Martwi mnie też nieco szerszy obraz tego co dzieje się w Williamsie. Odkąd dyrektorem technicznym został w 2017 r. Paddy Lowe zespół spadł z 5. na ostatnie miejsce w tabeli konstruktorów. W zeszłym roku stracił też wielu ważnych pracowników. Odeszli między innymi: szef projektantów Ed Wood, szef działu aerodynamiki Dirk de Beer oraz szef działu osiągów Rob Smedley. Wielki kryzys i rekonstrukcje zespołu przeżywa także McLaren, ale o ile tam co chwilę słychać było o nowych, znanych nazwiskach które dołączały do ekipy (Andreas Seidl, Gil de Ferran, James Key) o tyle w Williamsie … cisza. Paddy Lowe tłumaczył nawet, że woli rekonstrukcje zespołu bez rozgłosu, który towarzyszy McLarenowi, ale wygląda na to że górą jest na razie ta druga ekipa. Zaliczyli właśnie najlepszy pierwszy dzień testów od 2015 roku.

Niepokój budzi także to, że szefowa Williamsa schowała głowę w piasek. Claire Williams jest na torze pod Barceloną, pozuje do zdjęć z kibicami, ale nie chce się publicznie wypowiadać na temat sytuacji w zespole. Właśnie teraz, w momencie ewidentnego kryzysu, taka wypowiedź potrzebna jest najbardziej. Co się dzieje w fabryce, dlaczego wciąż nie ma samochodu, jakie mają problemy?  Na te odpowiedzi czekają kibice i dziennikarze.

Williams straci jeszcze więcej do czołówki?

Niestety wieści z Grove nie są najlepsze. Jak donosi dziennikarz BBC Andrew Benson samochód zostanie wysłany z Wielkiej Brytanii najwcześniej we wtorek popołudniu. Mało tego. Jego zdaniem czasy osiągane w symulatorze są o 2 sekundy gorsze od zeszłorocznych, co sugeruje, że Williams straci do rywali jeszcze więcej niż rok temu. Inni znani dziennikarze w świecie Formuły 1: Dieter Rencken z Racing Lines i Mark Hughes z Motor Sport Magazine wypowiadali się w wywiadach dla Eleven Sports dokładnie w tym samym tonie - w Williamsie coś złego dzieje w kluczowych działach projektowych.
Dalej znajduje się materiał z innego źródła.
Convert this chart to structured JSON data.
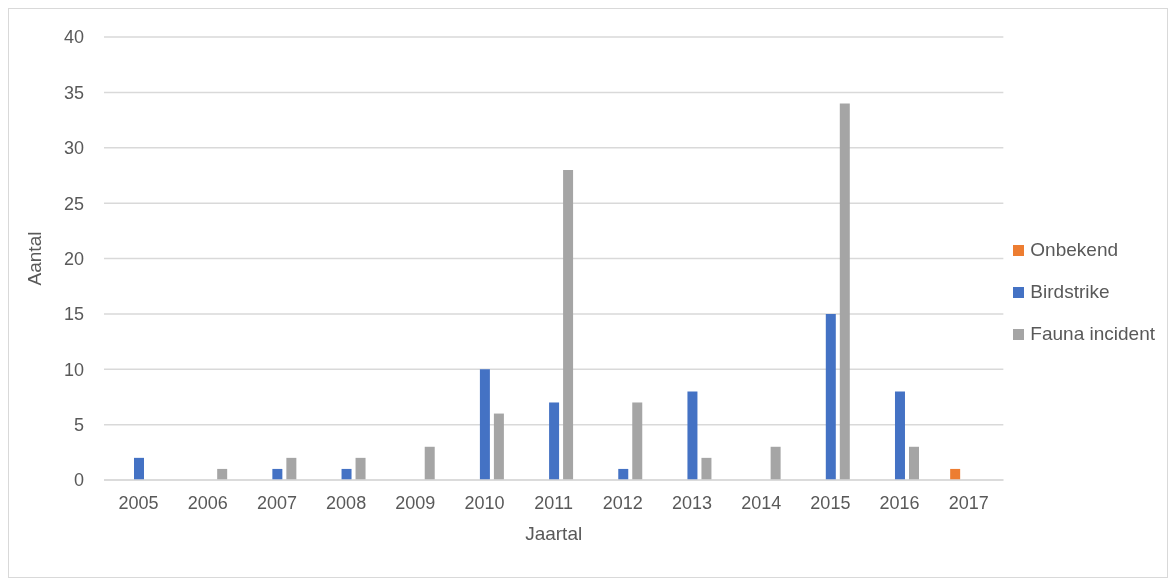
{
  "chart_data": {
    "type": "bar",
    "xlabel": "Jaartal",
    "ylabel": "Aantal",
    "categories": [
      "2005",
      "2006",
      "2007",
      "2008",
      "2009",
      "2010",
      "2011",
      "2012",
      "2013",
      "2014",
      "2015",
      "2016",
      "2017"
    ],
    "series": [
      {
        "name": "Onbekend",
        "color": "#ed7d31",
        "values": [
          0,
          0,
          0,
          0,
          0,
          0,
          0,
          0,
          0,
          0,
          0,
          0,
          1
        ]
      },
      {
        "name": "Birdstrike",
        "color": "#4472c4",
        "values": [
          2,
          0,
          1,
          1,
          0,
          10,
          7,
          1,
          8,
          0,
          15,
          8,
          0
        ]
      },
      {
        "name": "Fauna incident",
        "color": "#a5a5a5",
        "values": [
          0,
          1,
          2,
          2,
          3,
          6,
          28,
          7,
          2,
          3,
          34,
          3,
          0
        ]
      }
    ],
    "ylim": [
      0,
      40
    ],
    "yticks": [
      0,
      5,
      10,
      15,
      20,
      25,
      30,
      35,
      40
    ],
    "grid": "y",
    "legend": "right"
  }
}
Bo samochód Formuły 1 to nic innego jak skomplikowany projekt. Trzeba go wymyślić, narysować i skonstruować w założonym terminie. Zupełnie jak z domem, mostem, czy stadionem. Różnica polega na tym, że na stadionie da się zagrać, nawet jeżeli brakuje jednej z trybun, a z samochodem już tak nie jest.

Na razie Williams systematycznie wykreśla ze swojego planu wszystkie wystąpienia kierowców, a także Claire Williams i Paddy’ego Lowe. Najbliższe aktywności planowane są na środę, na torze i poza nim. Wciąż jest szansa na to, że FW42 zaskoczy nas pozytywnie. Na zmianę mają nim pojechać Robert Kubica i George Russell. Znając determinację Kubicy jednego możemy być pewni. Tak jak zrobił wszystko, by wrócić na tor, tak samo stanie na rzęsach, by Williams jeździł najszybciej, jak to możliwe.